Bei den Haushaltsberatungen haben Sie gerade um 500 Millionen Euro mehr in Ihrem Haushalt gebeten. Warum?
Es geht um die Einhaltung der Zusage, bis 2020 den deutschen Beitrag für den internationalen Klimaschutz auf vier Milliarden Euro zu verdoppeln. Für nächstes Jahr fehlen noch 500 Millionen Euro. Die Mittel sind dringend erforderlich, um Entwicklungsländer bei der Anpassung an den Klimawandel zu unterstützen. Bei mir im Allgäu läuft der Klimawandel so, dass ich herrliche Weintrauben an der Südseite meiner Garage habe. Das war vor zehn Jahren undenkbar. In der Sahelregion, Namibia oder Äthiopien führt der Klimawandel aber zu extremen Dürren. Die Menschen verlieren dort ihre Lebensgrundlagen. Schon jetzt gibt es in der Tschadsee-Region 20 Millionen Klimaflüchtlinge. Wenn wir konsequent auf Klimaschutz insbesondere in Afrika setzen, bekämpfen wir auch Hunger, Armut und verringern so Fluchtursachen.

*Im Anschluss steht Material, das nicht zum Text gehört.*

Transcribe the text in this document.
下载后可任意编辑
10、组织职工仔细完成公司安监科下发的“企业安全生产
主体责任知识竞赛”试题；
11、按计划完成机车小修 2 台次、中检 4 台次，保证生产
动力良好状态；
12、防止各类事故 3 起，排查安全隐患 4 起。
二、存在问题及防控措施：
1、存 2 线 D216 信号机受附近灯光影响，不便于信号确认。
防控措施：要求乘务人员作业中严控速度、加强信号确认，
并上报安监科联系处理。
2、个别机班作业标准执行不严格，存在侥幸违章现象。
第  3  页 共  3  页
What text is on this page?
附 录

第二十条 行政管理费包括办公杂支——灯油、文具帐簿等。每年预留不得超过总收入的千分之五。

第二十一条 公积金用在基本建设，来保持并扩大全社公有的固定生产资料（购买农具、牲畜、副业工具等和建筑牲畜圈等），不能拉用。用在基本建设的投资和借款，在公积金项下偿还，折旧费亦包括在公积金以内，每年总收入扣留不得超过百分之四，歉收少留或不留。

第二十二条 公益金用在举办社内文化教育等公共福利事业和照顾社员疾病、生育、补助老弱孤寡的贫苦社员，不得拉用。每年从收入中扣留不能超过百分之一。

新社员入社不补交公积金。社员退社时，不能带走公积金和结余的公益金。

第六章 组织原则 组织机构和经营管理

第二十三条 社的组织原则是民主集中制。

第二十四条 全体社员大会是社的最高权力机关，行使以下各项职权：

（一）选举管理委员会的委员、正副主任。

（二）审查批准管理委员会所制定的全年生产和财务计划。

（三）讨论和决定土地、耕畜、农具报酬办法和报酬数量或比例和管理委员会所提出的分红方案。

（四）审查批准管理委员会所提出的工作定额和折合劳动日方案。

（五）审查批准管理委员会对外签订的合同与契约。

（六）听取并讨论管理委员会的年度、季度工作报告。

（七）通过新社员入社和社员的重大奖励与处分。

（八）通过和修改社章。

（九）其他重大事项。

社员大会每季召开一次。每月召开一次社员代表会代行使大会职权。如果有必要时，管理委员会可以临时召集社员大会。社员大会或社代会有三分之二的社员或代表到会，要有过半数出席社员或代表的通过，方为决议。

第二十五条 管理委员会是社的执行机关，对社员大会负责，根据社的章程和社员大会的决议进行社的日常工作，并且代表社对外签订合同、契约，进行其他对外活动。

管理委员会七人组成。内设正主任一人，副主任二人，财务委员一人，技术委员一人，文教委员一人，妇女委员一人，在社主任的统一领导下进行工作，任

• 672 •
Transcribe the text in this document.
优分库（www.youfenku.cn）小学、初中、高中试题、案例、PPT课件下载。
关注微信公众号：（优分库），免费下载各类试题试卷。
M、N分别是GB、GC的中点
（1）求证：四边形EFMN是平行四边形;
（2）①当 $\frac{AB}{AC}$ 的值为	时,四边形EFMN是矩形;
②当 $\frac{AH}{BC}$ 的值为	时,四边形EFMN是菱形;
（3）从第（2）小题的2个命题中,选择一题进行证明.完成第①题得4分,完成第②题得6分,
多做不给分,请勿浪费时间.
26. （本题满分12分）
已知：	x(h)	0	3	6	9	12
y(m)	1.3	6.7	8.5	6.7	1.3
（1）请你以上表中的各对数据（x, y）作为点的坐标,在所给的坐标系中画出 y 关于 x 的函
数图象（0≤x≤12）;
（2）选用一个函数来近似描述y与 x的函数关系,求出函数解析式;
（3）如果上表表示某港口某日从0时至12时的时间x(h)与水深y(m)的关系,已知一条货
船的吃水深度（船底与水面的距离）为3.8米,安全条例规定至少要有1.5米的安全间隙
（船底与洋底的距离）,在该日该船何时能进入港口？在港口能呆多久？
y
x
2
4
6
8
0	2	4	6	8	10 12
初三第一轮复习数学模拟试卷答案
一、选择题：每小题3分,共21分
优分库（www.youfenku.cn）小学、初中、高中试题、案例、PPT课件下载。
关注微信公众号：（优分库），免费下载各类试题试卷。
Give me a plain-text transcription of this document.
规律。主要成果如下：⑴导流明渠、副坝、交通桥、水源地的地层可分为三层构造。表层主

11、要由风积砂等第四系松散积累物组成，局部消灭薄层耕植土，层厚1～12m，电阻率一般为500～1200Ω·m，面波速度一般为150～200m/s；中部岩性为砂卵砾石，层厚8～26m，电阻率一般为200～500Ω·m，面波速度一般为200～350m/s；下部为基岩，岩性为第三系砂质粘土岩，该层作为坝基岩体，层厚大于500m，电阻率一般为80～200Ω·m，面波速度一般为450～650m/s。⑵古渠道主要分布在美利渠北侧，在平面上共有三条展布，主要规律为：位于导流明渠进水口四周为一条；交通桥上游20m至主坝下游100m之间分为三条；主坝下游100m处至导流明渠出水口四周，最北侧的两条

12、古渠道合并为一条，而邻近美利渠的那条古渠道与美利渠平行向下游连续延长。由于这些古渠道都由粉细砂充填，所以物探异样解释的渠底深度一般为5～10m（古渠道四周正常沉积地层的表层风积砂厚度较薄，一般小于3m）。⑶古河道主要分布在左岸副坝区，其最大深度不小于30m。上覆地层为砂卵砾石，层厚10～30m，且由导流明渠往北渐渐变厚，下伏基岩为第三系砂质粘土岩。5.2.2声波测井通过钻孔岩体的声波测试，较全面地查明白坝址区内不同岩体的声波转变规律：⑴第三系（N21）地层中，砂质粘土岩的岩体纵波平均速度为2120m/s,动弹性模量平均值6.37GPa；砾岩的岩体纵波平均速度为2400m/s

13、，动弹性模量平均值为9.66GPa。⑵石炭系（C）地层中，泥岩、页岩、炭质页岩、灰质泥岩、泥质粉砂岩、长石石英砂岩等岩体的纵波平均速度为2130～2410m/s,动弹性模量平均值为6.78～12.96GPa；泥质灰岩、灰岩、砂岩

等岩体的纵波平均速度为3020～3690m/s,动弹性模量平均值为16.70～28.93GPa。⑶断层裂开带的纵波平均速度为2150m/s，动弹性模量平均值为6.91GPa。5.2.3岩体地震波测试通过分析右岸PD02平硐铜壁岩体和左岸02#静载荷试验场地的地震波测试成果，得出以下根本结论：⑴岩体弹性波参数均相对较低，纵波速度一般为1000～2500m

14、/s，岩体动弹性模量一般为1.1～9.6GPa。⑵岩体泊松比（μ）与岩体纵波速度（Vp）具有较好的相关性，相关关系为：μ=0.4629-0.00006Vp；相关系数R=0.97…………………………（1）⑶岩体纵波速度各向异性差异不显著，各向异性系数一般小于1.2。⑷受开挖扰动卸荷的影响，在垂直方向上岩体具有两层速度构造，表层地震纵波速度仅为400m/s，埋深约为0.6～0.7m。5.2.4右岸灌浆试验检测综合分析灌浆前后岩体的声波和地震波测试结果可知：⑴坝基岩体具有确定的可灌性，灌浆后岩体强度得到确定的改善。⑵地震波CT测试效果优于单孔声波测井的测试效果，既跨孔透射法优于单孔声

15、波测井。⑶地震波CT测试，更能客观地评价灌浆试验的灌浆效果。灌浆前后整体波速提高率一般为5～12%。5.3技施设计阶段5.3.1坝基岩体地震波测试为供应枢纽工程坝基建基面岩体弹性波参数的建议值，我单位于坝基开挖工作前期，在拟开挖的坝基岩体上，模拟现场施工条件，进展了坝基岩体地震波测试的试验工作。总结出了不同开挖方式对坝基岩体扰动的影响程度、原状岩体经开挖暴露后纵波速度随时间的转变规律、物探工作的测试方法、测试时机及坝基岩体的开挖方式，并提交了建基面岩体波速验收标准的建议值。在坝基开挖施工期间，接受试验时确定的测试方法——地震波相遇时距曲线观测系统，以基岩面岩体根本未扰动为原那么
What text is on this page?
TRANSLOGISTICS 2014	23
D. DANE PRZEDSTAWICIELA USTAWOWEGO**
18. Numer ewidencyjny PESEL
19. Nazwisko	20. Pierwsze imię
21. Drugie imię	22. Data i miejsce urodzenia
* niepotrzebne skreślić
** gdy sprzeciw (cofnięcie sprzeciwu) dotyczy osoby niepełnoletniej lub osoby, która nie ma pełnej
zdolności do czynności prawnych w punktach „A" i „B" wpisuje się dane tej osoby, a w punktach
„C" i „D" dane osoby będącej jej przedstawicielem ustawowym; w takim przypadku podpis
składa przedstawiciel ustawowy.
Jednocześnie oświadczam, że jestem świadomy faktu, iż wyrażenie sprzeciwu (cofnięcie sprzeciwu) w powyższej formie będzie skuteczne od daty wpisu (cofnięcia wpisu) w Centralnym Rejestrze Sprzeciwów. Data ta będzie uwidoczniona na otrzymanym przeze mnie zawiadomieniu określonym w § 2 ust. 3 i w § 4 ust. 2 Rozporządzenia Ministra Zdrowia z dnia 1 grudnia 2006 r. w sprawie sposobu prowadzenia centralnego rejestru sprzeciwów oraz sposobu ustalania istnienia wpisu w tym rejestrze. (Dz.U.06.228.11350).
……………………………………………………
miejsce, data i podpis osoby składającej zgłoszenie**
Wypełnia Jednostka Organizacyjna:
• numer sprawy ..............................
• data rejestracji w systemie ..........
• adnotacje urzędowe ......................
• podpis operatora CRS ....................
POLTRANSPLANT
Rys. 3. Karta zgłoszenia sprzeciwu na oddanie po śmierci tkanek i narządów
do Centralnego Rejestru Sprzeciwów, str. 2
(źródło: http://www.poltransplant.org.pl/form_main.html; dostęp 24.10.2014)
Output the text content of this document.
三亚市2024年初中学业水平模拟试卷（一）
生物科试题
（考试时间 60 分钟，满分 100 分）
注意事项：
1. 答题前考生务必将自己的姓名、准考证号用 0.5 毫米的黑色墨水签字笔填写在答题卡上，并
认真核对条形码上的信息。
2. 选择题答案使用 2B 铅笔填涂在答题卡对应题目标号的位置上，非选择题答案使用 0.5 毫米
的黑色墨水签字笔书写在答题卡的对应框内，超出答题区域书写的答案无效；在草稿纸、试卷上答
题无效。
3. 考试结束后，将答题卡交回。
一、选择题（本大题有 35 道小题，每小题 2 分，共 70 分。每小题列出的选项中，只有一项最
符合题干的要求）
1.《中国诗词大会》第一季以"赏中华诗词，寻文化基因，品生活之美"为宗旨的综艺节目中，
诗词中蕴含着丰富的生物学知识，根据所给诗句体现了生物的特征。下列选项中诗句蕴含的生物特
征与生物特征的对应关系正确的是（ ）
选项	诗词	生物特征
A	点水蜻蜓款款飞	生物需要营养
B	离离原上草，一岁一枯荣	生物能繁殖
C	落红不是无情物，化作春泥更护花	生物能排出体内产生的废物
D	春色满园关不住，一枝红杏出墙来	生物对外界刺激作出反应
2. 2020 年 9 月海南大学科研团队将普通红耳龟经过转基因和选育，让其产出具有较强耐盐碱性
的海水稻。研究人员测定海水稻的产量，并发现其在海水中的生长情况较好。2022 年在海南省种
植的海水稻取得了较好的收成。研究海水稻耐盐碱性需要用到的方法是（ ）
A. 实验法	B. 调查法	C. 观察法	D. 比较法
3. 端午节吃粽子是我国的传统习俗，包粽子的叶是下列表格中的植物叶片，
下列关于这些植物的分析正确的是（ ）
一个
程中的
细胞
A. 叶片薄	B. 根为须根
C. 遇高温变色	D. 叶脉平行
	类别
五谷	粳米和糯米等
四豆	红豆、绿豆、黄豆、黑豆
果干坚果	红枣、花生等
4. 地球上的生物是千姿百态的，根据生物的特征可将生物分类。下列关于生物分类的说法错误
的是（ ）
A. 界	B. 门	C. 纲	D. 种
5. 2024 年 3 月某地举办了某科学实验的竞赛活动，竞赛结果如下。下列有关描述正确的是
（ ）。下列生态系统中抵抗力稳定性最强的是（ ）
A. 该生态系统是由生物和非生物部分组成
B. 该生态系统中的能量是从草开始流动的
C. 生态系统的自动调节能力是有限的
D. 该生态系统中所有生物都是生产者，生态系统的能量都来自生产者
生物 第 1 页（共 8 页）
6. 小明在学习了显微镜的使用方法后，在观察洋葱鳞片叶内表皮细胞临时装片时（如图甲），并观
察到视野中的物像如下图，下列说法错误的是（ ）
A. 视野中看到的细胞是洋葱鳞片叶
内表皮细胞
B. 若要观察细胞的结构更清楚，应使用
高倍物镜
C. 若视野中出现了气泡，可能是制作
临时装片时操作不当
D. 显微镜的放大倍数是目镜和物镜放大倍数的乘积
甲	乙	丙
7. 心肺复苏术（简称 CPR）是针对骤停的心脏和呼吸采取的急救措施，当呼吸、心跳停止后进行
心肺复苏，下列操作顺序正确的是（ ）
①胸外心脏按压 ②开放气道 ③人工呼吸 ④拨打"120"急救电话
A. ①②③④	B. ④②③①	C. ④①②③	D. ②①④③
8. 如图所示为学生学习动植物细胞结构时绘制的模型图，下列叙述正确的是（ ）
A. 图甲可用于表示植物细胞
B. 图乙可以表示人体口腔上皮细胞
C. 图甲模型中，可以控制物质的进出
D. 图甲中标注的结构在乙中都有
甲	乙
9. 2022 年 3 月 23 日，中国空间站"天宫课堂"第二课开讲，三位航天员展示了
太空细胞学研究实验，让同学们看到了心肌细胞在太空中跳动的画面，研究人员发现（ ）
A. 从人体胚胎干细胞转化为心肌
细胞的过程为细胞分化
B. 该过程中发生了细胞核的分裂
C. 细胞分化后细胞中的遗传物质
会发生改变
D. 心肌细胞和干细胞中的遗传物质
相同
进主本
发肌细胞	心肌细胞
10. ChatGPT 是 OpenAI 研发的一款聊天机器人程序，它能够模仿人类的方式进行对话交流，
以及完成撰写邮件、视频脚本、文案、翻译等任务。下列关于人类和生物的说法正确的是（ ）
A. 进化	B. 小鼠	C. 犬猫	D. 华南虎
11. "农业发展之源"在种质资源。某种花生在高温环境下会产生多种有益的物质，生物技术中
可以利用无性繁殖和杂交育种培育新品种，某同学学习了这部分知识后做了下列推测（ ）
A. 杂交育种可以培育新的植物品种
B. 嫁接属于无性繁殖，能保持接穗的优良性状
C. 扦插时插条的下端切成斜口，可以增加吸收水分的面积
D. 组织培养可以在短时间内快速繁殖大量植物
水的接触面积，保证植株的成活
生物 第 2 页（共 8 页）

Wie ist Ihre persönliche Halbzeitbilanz?
Wir haben enorm viel erreicht. Bei fairen Lieferketten, beim Regenwaldschutz. Den Haushalt konnten wir in meiner Amtszeit von 6,4 auf 10,2 Milliarden steigern. Darüber bin ich dankbar. Viel haben wir in die Überwindung von Fluchtursachen investiert. Leider ist die Syrienkrise größer und nicht kleiner geworden. Im neunten Kriegsjahr ist dort die humanitäre Lage so dramatisch wie nie. Ich verstehe den Hilferuf der Türkei, wo dreieinhalb Millionen Geflüchtete aus Syrien ausharren müssen. Hier müssen wir weiter helfen. Auch im Jemen. Alle zehn Minuten stirbt dort ein Kind an Unterernährung.
Und wie erfolgreich sind Sie mit Ihrem Engagement für Afrika?
Wir haben den Marshallplan mit Afrika vorangebracht und mit sechs Ländern eine feste Partnerschaft mit klaren Reformzielen vereinbart. Im Bereich Gesundheit haben wir den Kampf gegen Aids, Tuberkulose, Malaria und Polio verstärkt: Wir bündeln Gelder, nutzen die Größenvorteile, um für lebenswichtige Medikamente Rabatte auszuhandeln und schaffen Versorgungskette zur Verteilung bis in entlegene Dörfer. Bei Polio ist der Erfolg am greifbarsten. 1990 hatten wir 350 000 Poliofälle, letztes Jahr nur 33 – weltweit!